Rechercher

/ languages

Choisir langue
 

Liban

Combats à Beyrouth: l’opposition gagne du terrain

Article publié le 09/05/2008 Dernière mise à jour le 09/05/2008 à 10:30 TU

Le chef du Hezbollah, Hassan Nasrallah, s'est exprimé d'un endroit secret, le 8 mai 2008 à Beyrouth.(Photo : Reuters)

Le chef du Hezbollah, Hassan Nasrallah, s'est exprimé d'un endroit secret, le 8 mai 2008 à Beyrouth.
(Photo : Reuters)

Après de violents combats qui se poursuivaient vendredi matin, les partisans de l’opposition libanaise ont pris le contrôle d’une grande partie de la ville de Beyrouth. Le Hezbollah, dont le secrétaire général, Hassan Nasrallah, a parlé d’« une guerre déclarée contre la résistance », a rejeté une initiative de sortie de crise, proposée par le chef de la majorité parlementaire, Saad Hariri.

De notre correspondant à Beyrouth, Paul Khalifeh

Hassan Nasrallah avait à peine terminé une intervention par vidéoconférence que les combats reprenaient de plus belle dans plusieurs quartiers de Beyrouth, après une accalmie de quelques heures.

Le chef du Hezbollah, qui s’exprimait d’un endroit secret, a dénoncé une « déclaration et un début de guerre lancée contre la résistance par le gouvernement ». Celui-ci avait décidé, mardi, de démanteler le réseau de télécommunications sécurisé installé par le parti et de limoger le chef du service de sécurité de l’aéroport, jugé proche de la formation chiite. « Notre réponse à cette déclaration de guerre est notre droit à nous défendre, de défendre notre résistance, nos armes et notre existence », a martelé Hassan Nasrallah d’un ton ferme. « Nous trancherons la main qui osera nous priver des armes qui nous ont servi à battre Israël et à libérer le pays ». « Nous utiliserons nos armes pour défendre nos armes », a encore dit Nasrallah, qui avait promis que son parti ne retournerait jamais son armement contre d’autres Libanais.

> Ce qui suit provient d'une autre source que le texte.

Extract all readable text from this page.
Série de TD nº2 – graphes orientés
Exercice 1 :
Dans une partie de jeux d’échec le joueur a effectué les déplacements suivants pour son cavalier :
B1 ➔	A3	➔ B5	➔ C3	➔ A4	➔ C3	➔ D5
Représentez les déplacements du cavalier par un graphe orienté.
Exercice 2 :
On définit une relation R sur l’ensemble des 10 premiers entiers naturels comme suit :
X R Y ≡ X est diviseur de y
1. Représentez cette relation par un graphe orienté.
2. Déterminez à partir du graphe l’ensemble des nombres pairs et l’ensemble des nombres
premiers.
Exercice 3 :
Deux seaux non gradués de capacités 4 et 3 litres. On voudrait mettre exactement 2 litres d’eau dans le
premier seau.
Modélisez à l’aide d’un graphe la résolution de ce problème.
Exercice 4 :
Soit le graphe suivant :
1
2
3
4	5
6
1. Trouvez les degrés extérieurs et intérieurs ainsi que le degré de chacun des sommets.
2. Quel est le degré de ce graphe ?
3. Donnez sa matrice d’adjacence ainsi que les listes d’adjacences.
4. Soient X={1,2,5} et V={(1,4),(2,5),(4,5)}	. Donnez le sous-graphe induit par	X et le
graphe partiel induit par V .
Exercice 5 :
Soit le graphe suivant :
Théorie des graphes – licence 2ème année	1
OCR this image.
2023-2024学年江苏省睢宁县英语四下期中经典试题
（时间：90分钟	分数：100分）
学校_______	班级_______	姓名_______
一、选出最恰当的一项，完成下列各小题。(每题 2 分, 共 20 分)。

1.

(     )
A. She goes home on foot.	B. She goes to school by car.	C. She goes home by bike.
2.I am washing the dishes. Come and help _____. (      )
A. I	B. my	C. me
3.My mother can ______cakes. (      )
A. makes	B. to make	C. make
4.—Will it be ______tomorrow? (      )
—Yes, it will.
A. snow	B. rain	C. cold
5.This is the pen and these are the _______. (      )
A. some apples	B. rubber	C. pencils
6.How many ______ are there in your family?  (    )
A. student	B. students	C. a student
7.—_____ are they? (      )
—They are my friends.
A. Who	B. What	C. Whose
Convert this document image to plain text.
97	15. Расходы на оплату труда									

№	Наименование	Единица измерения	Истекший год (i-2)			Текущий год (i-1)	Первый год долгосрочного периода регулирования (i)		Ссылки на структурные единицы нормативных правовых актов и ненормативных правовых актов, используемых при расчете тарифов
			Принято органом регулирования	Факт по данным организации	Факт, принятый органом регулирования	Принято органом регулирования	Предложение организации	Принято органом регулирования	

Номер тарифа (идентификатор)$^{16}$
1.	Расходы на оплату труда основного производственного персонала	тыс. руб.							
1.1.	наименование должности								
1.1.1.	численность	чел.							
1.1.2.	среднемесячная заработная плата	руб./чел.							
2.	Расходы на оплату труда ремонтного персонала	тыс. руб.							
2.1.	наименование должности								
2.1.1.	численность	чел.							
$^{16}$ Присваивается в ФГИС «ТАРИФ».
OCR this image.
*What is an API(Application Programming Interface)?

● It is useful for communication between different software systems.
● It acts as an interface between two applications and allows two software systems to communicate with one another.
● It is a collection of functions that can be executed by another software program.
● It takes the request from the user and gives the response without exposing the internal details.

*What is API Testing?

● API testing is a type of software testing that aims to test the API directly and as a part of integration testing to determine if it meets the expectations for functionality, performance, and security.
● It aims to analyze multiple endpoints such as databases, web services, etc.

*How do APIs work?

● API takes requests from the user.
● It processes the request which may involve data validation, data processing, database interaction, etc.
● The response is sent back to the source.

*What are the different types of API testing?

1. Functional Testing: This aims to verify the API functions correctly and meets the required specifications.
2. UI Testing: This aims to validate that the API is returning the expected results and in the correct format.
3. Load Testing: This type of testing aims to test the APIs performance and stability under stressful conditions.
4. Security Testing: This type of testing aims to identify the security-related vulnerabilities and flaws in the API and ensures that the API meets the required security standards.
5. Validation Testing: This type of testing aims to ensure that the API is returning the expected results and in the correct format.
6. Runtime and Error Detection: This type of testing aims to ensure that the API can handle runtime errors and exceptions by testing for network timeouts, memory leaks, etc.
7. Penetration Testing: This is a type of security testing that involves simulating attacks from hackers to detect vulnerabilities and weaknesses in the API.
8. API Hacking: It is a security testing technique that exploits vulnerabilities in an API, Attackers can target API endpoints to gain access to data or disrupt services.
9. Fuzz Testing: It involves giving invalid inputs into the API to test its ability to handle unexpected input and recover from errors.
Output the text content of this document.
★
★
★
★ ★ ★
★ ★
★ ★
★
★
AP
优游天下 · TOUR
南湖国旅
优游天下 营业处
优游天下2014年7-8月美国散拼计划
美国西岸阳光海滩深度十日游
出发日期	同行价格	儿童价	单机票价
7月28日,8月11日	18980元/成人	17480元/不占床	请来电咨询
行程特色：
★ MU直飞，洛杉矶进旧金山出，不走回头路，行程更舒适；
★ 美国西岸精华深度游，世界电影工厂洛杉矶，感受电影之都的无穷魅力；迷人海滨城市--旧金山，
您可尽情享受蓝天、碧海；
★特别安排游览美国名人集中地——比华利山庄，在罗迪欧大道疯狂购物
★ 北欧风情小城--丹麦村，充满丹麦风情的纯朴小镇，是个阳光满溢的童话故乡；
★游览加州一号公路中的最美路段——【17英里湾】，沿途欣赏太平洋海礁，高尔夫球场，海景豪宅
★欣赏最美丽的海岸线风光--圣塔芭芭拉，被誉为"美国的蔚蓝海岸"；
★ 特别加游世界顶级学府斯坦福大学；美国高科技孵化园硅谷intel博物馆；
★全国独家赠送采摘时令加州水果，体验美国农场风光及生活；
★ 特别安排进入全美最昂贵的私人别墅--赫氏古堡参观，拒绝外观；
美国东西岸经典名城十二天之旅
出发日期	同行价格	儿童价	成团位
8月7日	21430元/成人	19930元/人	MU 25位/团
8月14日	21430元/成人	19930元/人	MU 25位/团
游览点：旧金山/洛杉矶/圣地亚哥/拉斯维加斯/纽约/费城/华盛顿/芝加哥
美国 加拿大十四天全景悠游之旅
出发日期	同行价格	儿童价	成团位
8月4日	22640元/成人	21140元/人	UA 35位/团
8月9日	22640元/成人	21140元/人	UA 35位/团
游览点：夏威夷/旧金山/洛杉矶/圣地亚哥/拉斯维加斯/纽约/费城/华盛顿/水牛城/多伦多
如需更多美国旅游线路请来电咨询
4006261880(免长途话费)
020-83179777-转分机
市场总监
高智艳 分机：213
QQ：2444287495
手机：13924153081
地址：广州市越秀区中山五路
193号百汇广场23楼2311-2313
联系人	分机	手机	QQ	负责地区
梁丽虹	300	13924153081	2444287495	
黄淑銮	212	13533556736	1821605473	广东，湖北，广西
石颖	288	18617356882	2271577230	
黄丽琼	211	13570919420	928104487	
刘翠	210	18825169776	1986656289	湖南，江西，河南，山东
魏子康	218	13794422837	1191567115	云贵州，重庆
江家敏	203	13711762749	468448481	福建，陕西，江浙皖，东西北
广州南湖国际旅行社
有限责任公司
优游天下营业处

Mais pour le chef du Hezbollah, la coalition au pouvoir, et plus particulièrement le Premier ministre Fouad Siniora et le chef druze Walid Joumblatt « sont à la solde des Etats-Unis et servent les intérêts d’Israël ». Le leader chiite, qui dirige une puissante formation politico-militaire qui a réussi à tenir Israël en échec lors de la guerre de l’été 2006, a donc légitimé l’utilisation de ses armes dans un conflit interne. « Une nouvelle étape vient de commencer. La crise ne s’arrêtera que lorsque le gouvernement reviendra sur ses décisions suspectes et acceptera l’appel au dialogue de Nabih Berry (le président du Parlement) », a-t-il dit.

Reprise des combats

Dès la fin de l’intervention d’Hassan Nasrallah, en fin d’après-midi, les combats reprennent dans plusieurs quartiers mixtes sunnites-chiites en plein cœur de Beyrouth. Des hommes en cagoule, armés jusqu’aux dents, remplacent dans les rues les bandes rivales de jeunes qui se lançaient insultes et pierres depuis le matin. Les accrochages se concentrent dans la région de Mazraa, dans le secteur ouest de la capitale, qui fait office de ligne de démarcation entre les quartiers sunnites et chiites. Fusils d’assaut, roquettes antichars et grenades sont utilisés.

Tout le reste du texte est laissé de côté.